Lavinia noticed her daughter’s expression and paused. Mary had that swollen-lidded look she always had if she was feverish, and Lavinia reached across her and soaked a handkerchief in the ice water and then wrung it out. She gently wiped Mary’s face and neck and then took up her daughter’s hands and cleaned them front and back with the cool cloth, trying to make Mary more comfortable.

“Of course,” Lavinia continued, curbing the urgency in her voice, “you don’t remember your daddy, because he was in the war. He died when you were just two months old. You remember I’ve told you about your daddy? About Phillip? Tall and awfully good-looking? All the Alcorns are good-looking. And, oh . . . he could dance! The first time I met him, we’d come with different dates, but we danced at least every other dance with each other.”

Lavinia was assailed by the sudden notion that perhaps she had married Phillip because he was such a wonderful dancer. Could that possibly be true? Was that the one final thing that tipped the balance? Being in love was much different than being married. And Claytor! There were all sorts of reasons she had fallen for him, but one of those reasons was Claytor’s idea of what she was like. He had been delighted when they first met and had ended up sitting together at the Officer’s Club for hours discussing books, defending their favorites and discouraging the other’s enthusiasm if they didn’t agree. And, then, the first night she’d gone out with him, he’d picked her up in a borrowed car, and they’d stopped to give a ride to a soldier hitchhiking in the pouring rain. The radio was on, and a romantic piano concerto blared against the onslaught of weather in the desolate, flat Texas landscape.

“Now, that’s nice,” the soldier had said into the clammy silence of the front seat, where they were all three crushed together. “You don’t hear music like that where I come from. It’s a nice piece.”

“It is,” Claytor said, to make conversation. “I don’t know what it is . . .” After another silence fell among the three of them, Lavinia finally spoke up. “Well, I think it might be Rachmaninoff’s Piano Concerto Number Two in C Minor.”

And both men glanced at her in frank admiration when the announcer gave that very title after the piece ended.

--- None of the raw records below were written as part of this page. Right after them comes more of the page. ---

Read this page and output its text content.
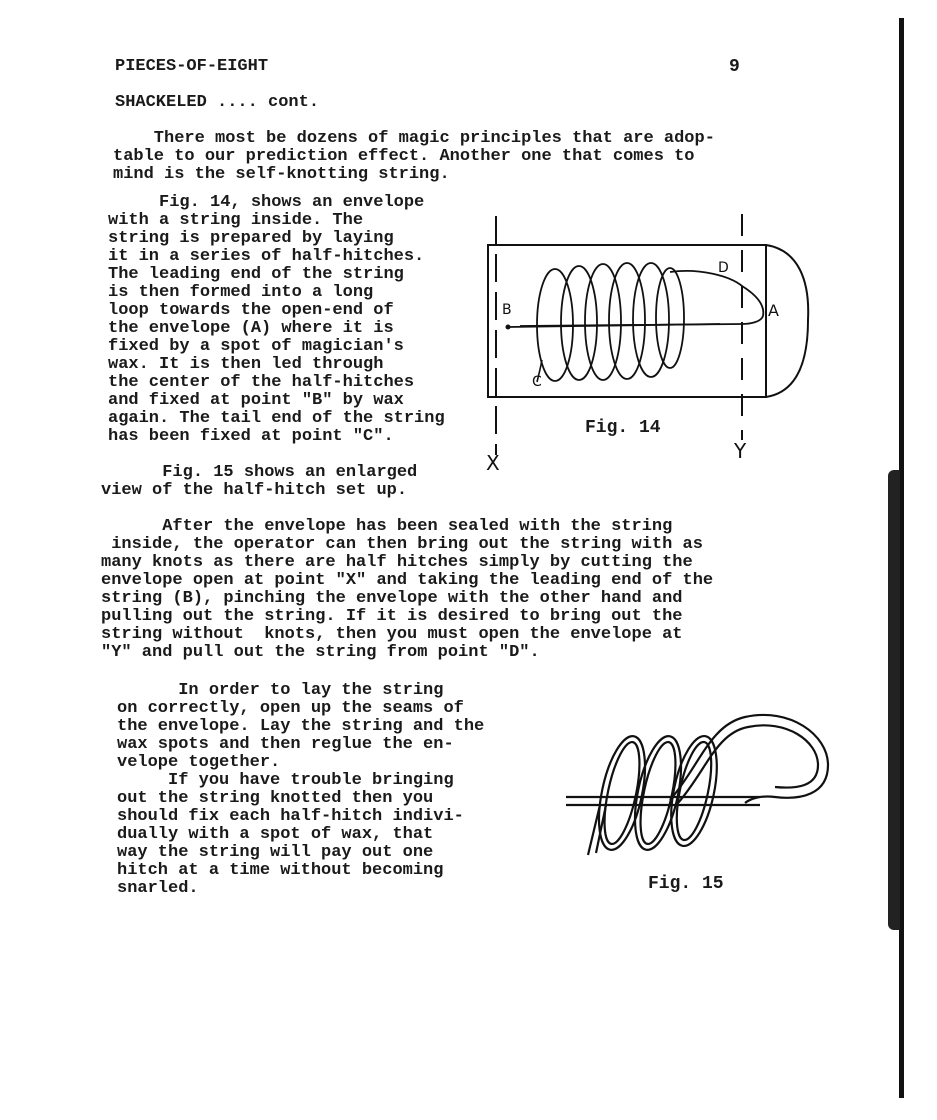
PIECES-OF-EIGHT	9
SHACKELED .... cont.
There most be dozens of magic principles that are adop-
table to our prediction effect. Another one that comes to
mind is the self-knotting string.
Fig. 14, shows an envelope
with a string inside. The
string is prepared by laying
it in a series of half-hitches.
The leading end of the string
is then formed into a long
loop towards the open-end of
the envelope (A) where it is
fixed by a spot of magician's
wax. It is then led through
the center of the half-hitches
and fixed at point "B" by wax
again. The tail end of the string
has been fixed at point "C".
Fig. 15 shows an enlarged
view of the half-hitch set up.
B
C
D
A
X	Y
Fig. 14
After the envelope has been sealed with the string
inside, the operator can then bring out the string with as
many knots as there are half hitches simply by cutting the
envelope open at point "X" and taking the leading end of the
string (B), pinching the envelope with the other hand and
pulling out the string. If it is desired to bring out the
string without  knots, then you must open the envelope at
"Y" and pull out the string from point "D".
In order to lay the string
on correctly, open up the seams of
the envelope. Lay the string and the
wax spots and then reglue the en-
velope together.
If you have trouble bringing
out the string knotted then you
should fix each half-hitch indivi-
dually with a spot of wax, that
way the string will pay out one
hitch at a time without becoming
snarled.	Fig. 15
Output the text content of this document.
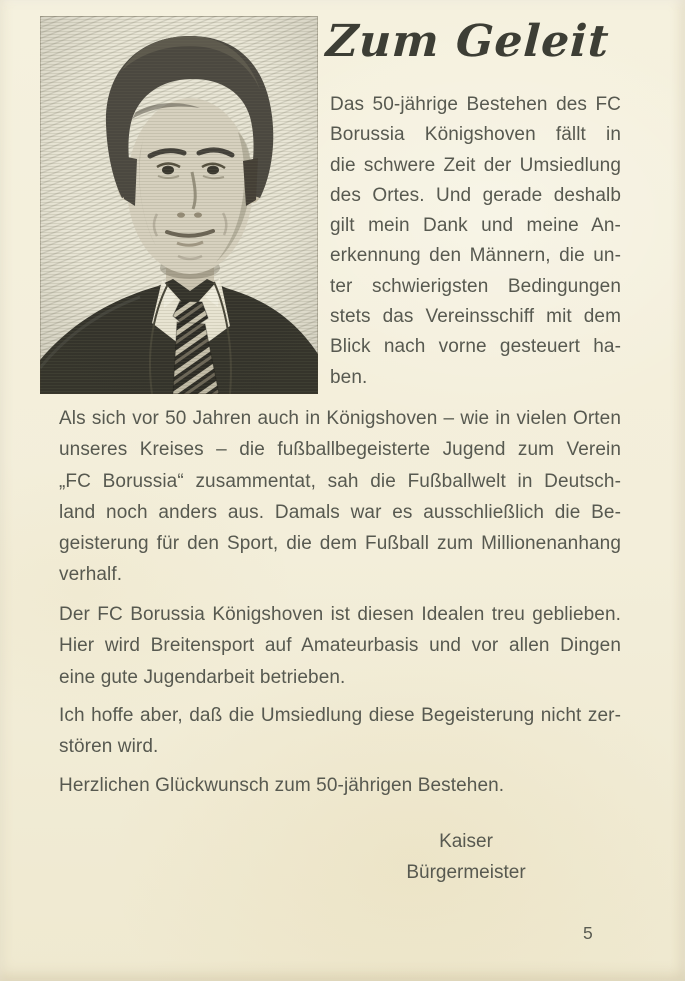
Zum Geleit
Das 50-jährige Bestehen des FC
Borussia Königshoven fällt in
die schwere Zeit der Umsiedlung
des Ortes. Und gerade deshalb
gilt mein Dank und meine An-
erkennung den Männern, die un-
ter schwierigsten Bedingungen
stets das Vereinsschiff mit dem
Blick nach vorne gesteuert ha-
ben.
Als sich vor 50 Jahren auch in Königshoven – wie in vielen Orten
unseres Kreises – die fußballbegeisterte Jugend zum Verein
„FC Borussia“ zusammentat, sah die Fußballwelt in Deutsch-
land noch anders aus. Damals war es ausschließlich die Be-
geisterung für den Sport, die dem Fußball zum Millionenanhang
verhalf.
Der FC Borussia Königshoven ist diesen Idealen treu geblieben.
Hier wird Breitensport auf Amateurbasis und vor allen Dingen
eine gute Jugendarbeit betrieben.
Ich hoffe aber, daß die Umsiedlung diese Begeisterung nicht zer-
stören wird.
Herzlichen Glückwunsch zum 50-jährigen Bestehen.
Kaiser
Bürgermeister
5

She had thought to herself, What are the odds of that ever happening again in a single lifetime? Lavinia didn’t know much of anything about music. She had only been able to identify that particular piece because, after she had flunked out of Wellesley and was living at home in Charlottesville, an earnest and dreary beau had made it his mission to improve her mind, in part by playing and explaining that particular Rachmaninoff concerto over and over. She could tell Claytor was proud of her intellectualism, which, in turn, pleased and emboldened her, even though she knew her reputation was counterfeit. But, after all, who knows why anyone gets married?

Lavinia brought her attention back to the matter at hand. “It was Sidney Bechet’s band playing that first night I met your father, Mary. And the crowd . . . Well, that’s not important. After your daddy died, though, you see, he couldn’t sit on the bench with us anymore.”

Whenever her mother began to introduce the subject of her father, Mary’s attention lapsed; she had never connected any part of the story to herself. But just now her mother’s voice was suddenly dramatic and surprised, as if she had just found out something new, and Mary sharpened her wits and listened carefully to what her mother was saying.